Avez-vous l’impression que les nouvelles générations ont un rapport plus sain et bienveillant avec leur corps ?
Non, au contraire. Il y a encore énormément de travail à faire là-dessus, et les chiffres le montrent. Beaucoup de jeunes ont de gros problèmes avec leur estime d’eux-mêmes, ils ont encore beaucoup de complexes, les actes de chirurgie esthétique sont en hausse… On est très loin de ce monde inclusif et bienveillant.
Vous avez indiqué sur Instagram recevoir beaucoup de commentaires déplacés. Comment se protège-t-on émotionnellement face à ces haters ?
La plupart du temps, les personnes qui me critiquent ne viennent pas de ma communauté et ne me suivent pas. Ils disent que j’ai la flemme de prendre de soin de moi, me demandent de faire un régime ou de perdre du poids… C’est beaucoup de remarques sur mon corps, alors que je fais une taille 42. On ne se rend pas compte, mais il y a énormément de grossophobie sur les réseaux sociaux.
Je fais face à beaucoup de critiques, mais j’essaye de m’en détacher au maximum. Je me concentre sur le positif en me disant que j’aide des personnes – même si c’est une seule, ma journée est refaite.

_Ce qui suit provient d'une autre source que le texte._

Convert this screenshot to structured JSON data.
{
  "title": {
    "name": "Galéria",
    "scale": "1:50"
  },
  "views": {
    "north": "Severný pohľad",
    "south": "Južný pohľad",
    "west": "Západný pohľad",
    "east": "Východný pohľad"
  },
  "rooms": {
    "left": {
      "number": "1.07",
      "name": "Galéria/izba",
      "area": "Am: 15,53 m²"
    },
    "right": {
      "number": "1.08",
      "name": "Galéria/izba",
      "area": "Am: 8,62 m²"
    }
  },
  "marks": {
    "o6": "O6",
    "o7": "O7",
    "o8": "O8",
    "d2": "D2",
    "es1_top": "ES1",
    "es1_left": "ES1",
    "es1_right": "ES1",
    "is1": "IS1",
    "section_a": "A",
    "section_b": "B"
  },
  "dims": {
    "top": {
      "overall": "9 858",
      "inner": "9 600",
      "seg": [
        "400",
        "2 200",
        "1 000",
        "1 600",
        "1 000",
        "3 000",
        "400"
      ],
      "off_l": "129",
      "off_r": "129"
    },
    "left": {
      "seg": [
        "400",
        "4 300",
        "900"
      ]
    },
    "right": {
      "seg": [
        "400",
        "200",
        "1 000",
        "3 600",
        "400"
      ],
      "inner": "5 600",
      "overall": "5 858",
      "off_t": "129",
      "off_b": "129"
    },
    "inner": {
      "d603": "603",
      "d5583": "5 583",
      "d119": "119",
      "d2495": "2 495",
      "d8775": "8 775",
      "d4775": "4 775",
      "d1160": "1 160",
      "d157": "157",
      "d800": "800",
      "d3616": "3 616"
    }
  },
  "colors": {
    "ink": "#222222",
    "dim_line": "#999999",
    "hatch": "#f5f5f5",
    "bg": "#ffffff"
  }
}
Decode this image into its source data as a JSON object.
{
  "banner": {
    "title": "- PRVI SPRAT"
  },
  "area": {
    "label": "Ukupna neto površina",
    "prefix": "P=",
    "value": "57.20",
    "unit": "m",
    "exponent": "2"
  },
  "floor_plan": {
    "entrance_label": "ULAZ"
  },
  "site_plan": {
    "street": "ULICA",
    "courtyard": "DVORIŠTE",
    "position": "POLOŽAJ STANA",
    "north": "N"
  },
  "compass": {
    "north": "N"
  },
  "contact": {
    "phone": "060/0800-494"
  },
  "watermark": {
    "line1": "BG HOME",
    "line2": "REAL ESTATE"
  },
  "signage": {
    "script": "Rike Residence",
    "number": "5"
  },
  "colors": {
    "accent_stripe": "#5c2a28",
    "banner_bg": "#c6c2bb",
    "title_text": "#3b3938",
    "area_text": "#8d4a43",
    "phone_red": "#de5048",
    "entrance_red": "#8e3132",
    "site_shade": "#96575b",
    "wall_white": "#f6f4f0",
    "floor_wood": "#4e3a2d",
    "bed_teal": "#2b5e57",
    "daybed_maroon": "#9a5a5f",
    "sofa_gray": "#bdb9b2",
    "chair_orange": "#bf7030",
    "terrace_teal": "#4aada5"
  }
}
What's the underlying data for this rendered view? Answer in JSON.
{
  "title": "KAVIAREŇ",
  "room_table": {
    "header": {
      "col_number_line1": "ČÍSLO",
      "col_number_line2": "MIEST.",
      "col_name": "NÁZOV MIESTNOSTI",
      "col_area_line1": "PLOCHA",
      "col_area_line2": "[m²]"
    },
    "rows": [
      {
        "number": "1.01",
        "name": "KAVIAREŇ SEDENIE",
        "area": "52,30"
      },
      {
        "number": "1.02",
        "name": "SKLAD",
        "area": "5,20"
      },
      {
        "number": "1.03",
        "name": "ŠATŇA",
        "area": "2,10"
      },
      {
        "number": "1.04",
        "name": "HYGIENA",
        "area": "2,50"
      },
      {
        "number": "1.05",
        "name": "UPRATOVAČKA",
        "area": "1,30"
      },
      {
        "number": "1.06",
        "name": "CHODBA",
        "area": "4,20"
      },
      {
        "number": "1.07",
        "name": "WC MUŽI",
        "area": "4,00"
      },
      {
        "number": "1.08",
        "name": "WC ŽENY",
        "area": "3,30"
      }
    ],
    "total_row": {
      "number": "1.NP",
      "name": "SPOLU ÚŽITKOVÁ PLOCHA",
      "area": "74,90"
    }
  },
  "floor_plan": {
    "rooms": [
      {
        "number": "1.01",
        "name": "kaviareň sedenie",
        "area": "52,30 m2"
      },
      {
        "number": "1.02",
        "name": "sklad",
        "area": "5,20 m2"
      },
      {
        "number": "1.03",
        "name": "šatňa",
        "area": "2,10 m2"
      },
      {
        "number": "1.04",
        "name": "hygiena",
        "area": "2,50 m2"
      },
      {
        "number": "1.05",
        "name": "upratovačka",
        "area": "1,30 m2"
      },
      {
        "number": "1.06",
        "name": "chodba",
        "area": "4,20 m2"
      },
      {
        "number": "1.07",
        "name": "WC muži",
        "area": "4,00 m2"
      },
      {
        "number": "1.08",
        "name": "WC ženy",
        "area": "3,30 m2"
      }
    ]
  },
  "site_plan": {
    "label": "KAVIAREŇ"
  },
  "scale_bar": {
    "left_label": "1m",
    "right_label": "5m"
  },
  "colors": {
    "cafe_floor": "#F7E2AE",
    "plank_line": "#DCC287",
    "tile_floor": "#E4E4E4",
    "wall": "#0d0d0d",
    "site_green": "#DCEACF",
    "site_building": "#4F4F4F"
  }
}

Je me dis que les utilisateurs qui postent ce genre de message sont sûrement eux-mêmes mal dans leur peau et ont des problèmes de santé mentale.
Avant de nous quitter, pouvez-vous nous partager vos derniers coups de cœur culturels de ces derniers mois ?
Je vous conseille de suivre le compte Instagram @bonjouranxiete, qui a récemment sorti un livre super intéressant qui parle justement d’anxiété et qui nous déculpabilise sur la santé mentale, sur la dépression et sur tout ce qu’on peut traverser dans la vie. Il m’aide beaucoup, me permet de relativiser et me fait surtout me sentir moins seule.